Die allgemeinen Einkommensersatzleistungen werden nicht aufgrund der Geburt des Kindes gezahlt. Aus diesem Grund bleiben auch nach der Anrechnung der Einkommensersatzleistung immer mindestens 300 Euro Elterngeld als Anspruch bestehen.
Zu den Einkommensersatzleistungen gehören beispielsweise das Arbeitslosengeld, das Krankengeld und die Rente. Da es Fälle gibt, bei denen auch Verwandte Dritten Grades, also beispielsweise die Großeltern, berechtigt sind, das Elterngeld zu erhalten, ist es durchaus möglich, dass ein Elterngeldbezieher auch eine Altersrente bezieht.
Auch für die allgemeinen Einkommensersatzleistungen gilt, dass Sie nur dann auf das Elterngeld angerechnet werden, wenn sie für denselben Zeitraum bezogen werden. Wenn die Zeiträume bei einem Lebensmonat auseinander fallen, muss dieser Lebensmonat, wie beim Mutterschaftsgeld, geteilt betrachtet werden.

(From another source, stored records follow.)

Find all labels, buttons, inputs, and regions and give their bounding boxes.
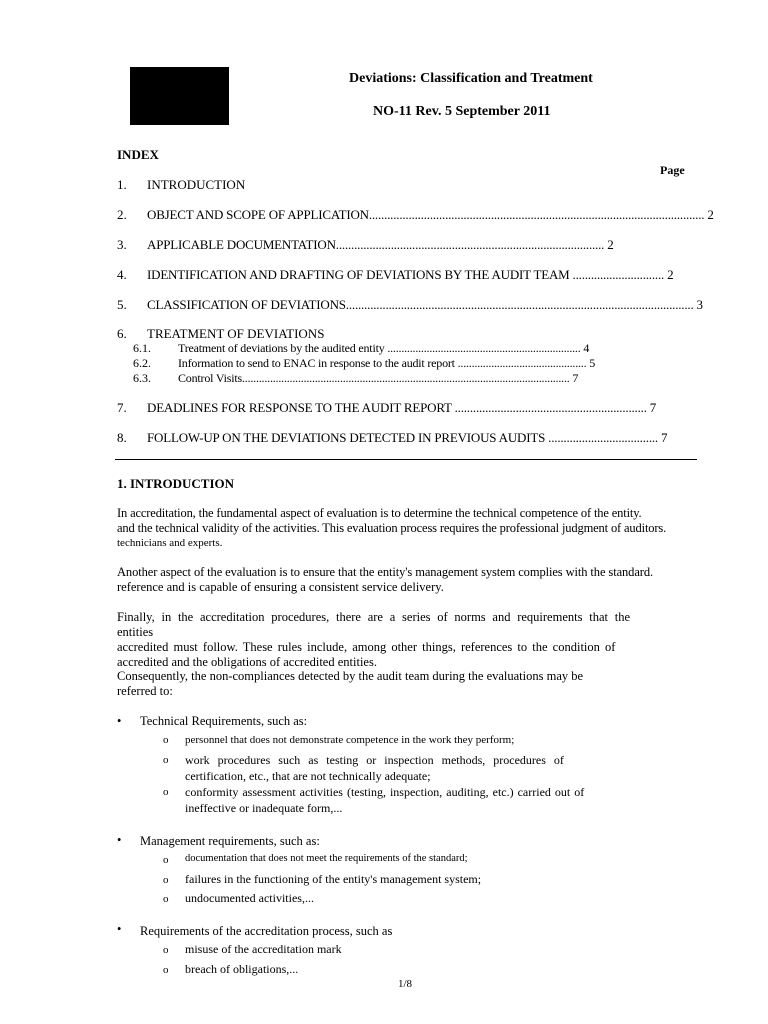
paragraph (117, 610, 630, 670)
list-label: Requirements of the accreditation process, such as (140, 924, 393, 938)
toc-entry-number: 1. (117, 177, 127, 192)
toc-sub-entry-number: 6.1. (133, 341, 151, 355)
toc-sub-entry-text: Information to send to ENAC in response to the audit report .............................................. 5 (178, 356, 596, 370)
list-item-line: ineffective or inadequate form,... (185, 801, 343, 815)
sub-bullet-icon: o (163, 734, 169, 746)
sub-bullet-icon: o (163, 786, 169, 798)
paragraph-line: accredited and the obligations of accredited entities. (117, 655, 377, 669)
toc-entry-number: 2. (117, 207, 127, 222)
list-item (185, 784, 620, 816)
paragraph-line: referred to: (117, 684, 173, 698)
toc-entry-text: DEADLINES FOR RESPONSE TO THE AUDIT REPORT ............................................................... 7 (147, 400, 657, 415)
list-item-line: certification, etc., that are not technically adequate; (185, 769, 431, 783)
toc-entry-number: 8. (117, 430, 127, 445)
toc-entry-number: 3. (117, 237, 127, 252)
paragraph-line: reference and is capable of ensuring a consistent service delivery. (117, 580, 444, 594)
bullet-icon: • (117, 833, 122, 847)
paragraph-line: Finally, in the accreditation procedures, there are a series of norms and requirements that the entities (117, 610, 630, 639)
list-label: Management requirements, such as: (140, 834, 320, 848)
section-divider (115, 459, 697, 460)
paragraph-line: In accreditation, the fundamental aspect of evaluation is to determine the technical competence of the entity. (117, 506, 642, 520)
list-item: personnel that does not demonstrate competence in the work they perform; (185, 734, 515, 746)
sub-bullet-icon: o (163, 874, 169, 886)
toc-entry-text: TREATMENT OF DEVIATIONS (147, 326, 325, 341)
list-item: misuse of the accreditation mark (185, 942, 342, 956)
paragraph-line: Another aspect of the evaluation is to ensure that the entity's management system complies with the standard. (117, 565, 654, 579)
list-item (185, 752, 595, 784)
paragraph (117, 669, 637, 699)
bullet-icon: • (117, 714, 122, 728)
toc-entry-text: IDENTIFICATION AND DRAFTING OF DEVIATIONS BY THE AUDIT TEAM .............................. 2 (147, 267, 674, 282)
paragraph-line: accredited must follow. These rules include, among other things, references to the condition of (117, 640, 616, 654)
list-item: documentation that does not meet the requirements of the standard; (185, 853, 468, 864)
bullet-icon: • (117, 922, 122, 936)
toc-entry-number: 4. (117, 267, 127, 282)
list-item: breach of obligations,... (185, 962, 299, 976)
toc-entry-text: APPLICABLE DOCUMENTATION........................................................................................ 2 (147, 237, 614, 252)
sub-bullet-icon: o (163, 754, 169, 766)
sub-bullet-icon: o (163, 944, 169, 956)
toc-sub-entry-text: Control Visits..................................................................................................................... 7 (178, 371, 579, 385)
toc-entry-number: 5. (117, 297, 127, 312)
paragraph (117, 506, 697, 551)
paragraph-line: Consequently, the non-compliances detected by the audit team during the evaluations may be (117, 669, 584, 683)
sub-bullet-icon: o (163, 854, 169, 866)
document-subtitle: NO-11 Rev. 5 September 2011 (373, 104, 551, 119)
list-item-line: conformity assessment activities (testing, inspection, auditing, etc.) carried out of (185, 785, 585, 799)
toc-entry-number: 7. (117, 400, 127, 415)
toc-sub-entry-number: 6.2. (133, 356, 151, 370)
list-item-line: work procedures such as testing or inspection methods, procedures of (185, 753, 564, 767)
paragraph-line: technicians and experts. (117, 537, 223, 549)
toc-entry-number: 6. (117, 326, 127, 341)
section-heading: 1. INTRODUCTION (117, 476, 235, 491)
paragraph-line: and the technical validity of the activities. This evaluation process requires the professional judgment of auditors. (117, 521, 667, 535)
sub-bullet-icon: o (163, 893, 169, 905)
sub-bullet-icon: o (163, 964, 169, 976)
toc-entry-text: CLASSIFICATION OF DEVIATIONS.................................................................................................................. 3 (147, 297, 703, 312)
logo-redacted (130, 67, 229, 125)
toc-entry-text: FOLLOW-UP ON THE DEVIATIONS DETECTED IN PREVIOUS AUDITS .................................... 7 (147, 430, 668, 445)
list-label: Technical Requirements, such as: (140, 714, 308, 728)
toc-sub-entry-number: 6.3. (133, 371, 151, 385)
document-title: Deviations: Classification and Treatment (349, 71, 593, 86)
index-heading: INDEX (117, 147, 159, 162)
list-item: undocumented activities,... (185, 891, 314, 905)
paragraph (117, 565, 697, 595)
page-number: 1/8 (398, 978, 413, 990)
list-item: failures in the functioning of the entity's management system; (185, 872, 482, 886)
page-column-label: Page (660, 163, 685, 177)
toc-entry-text: OBJECT AND SCOPE OF APPLICATION.............................................................................................................. 2 (147, 207, 714, 222)
toc-sub-entry-text: Treatment of deviations by the audited entity ..................................................................... 4 (178, 341, 590, 355)
toc-entry-text: INTRODUCTION (147, 177, 246, 192)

Der einzige Unterschied zum Mutterschaftsgeld besteht in der Anrechnungsfreiheit von 300 Euro Elterngeld.
Im Falle einer Mehrlingsgeburt erhöht sich der anrechnungsfreie Teil des Elterngeldes um 300 Euro je Mehrling. Bei Drillingen bleiben somit beispielsweise insgesamt 900 Euro des Elterngeldes anrechnungsfrei.
Beispiel:
Frau Zimmermann hat vor der Geburt ihres Kindes in einem befristeten Arbeitsverhältnis 2.000 Euro zur Verfügung gehabt. Der Vertrag läuft fristgerecht am 31.03.2007 aus. Ihr Kind wird am 10.04.2007 geboren. Sie erhält ein Arbeitslosengeld in Höhe von 1.400 Euro. Ihr Elterngeld-Anspruch beläuft sich auf 1.340 Euro.

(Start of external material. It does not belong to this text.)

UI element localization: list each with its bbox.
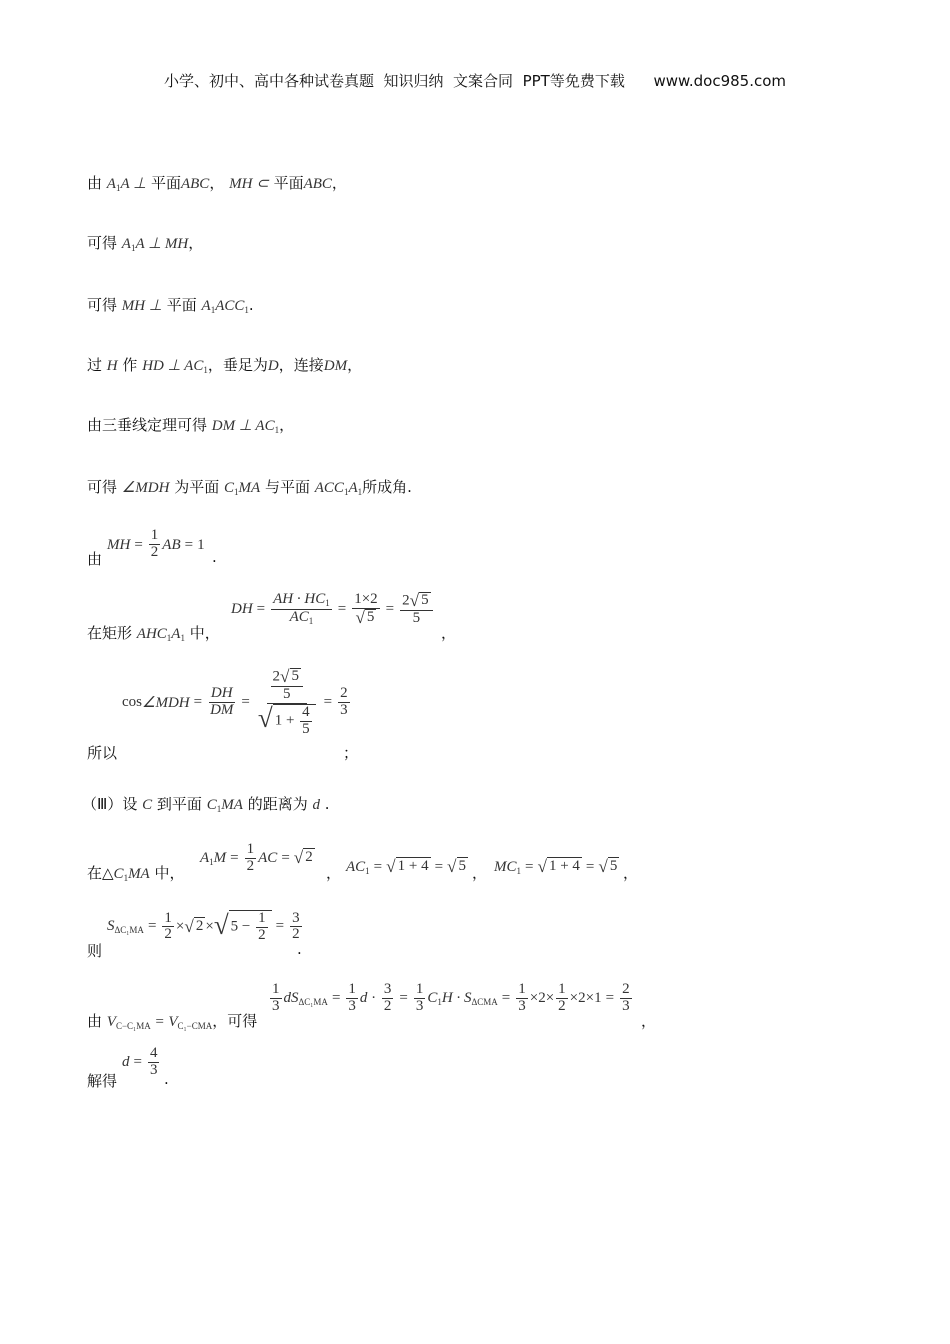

Das Arbeitslosengeld (1.400 Euro) wird auf das Elterngeld (1.340 Euro) angerechnet. Somit würde Frau Zimmermann eigentlich kein Elterngeld bekommen. Da das Arbeitslosengeld aber keine spezielle Mutterschaftsleistung, sondern eine allgemeine Lohnersatzleistung ist, bleiben 300 Euro des Elterngeldes anrechnungsfrei. Frau Zimmermann bekommt also 1.400 Euro Arbeitslosengeld und dazu noch 300 Euro Elterngeld.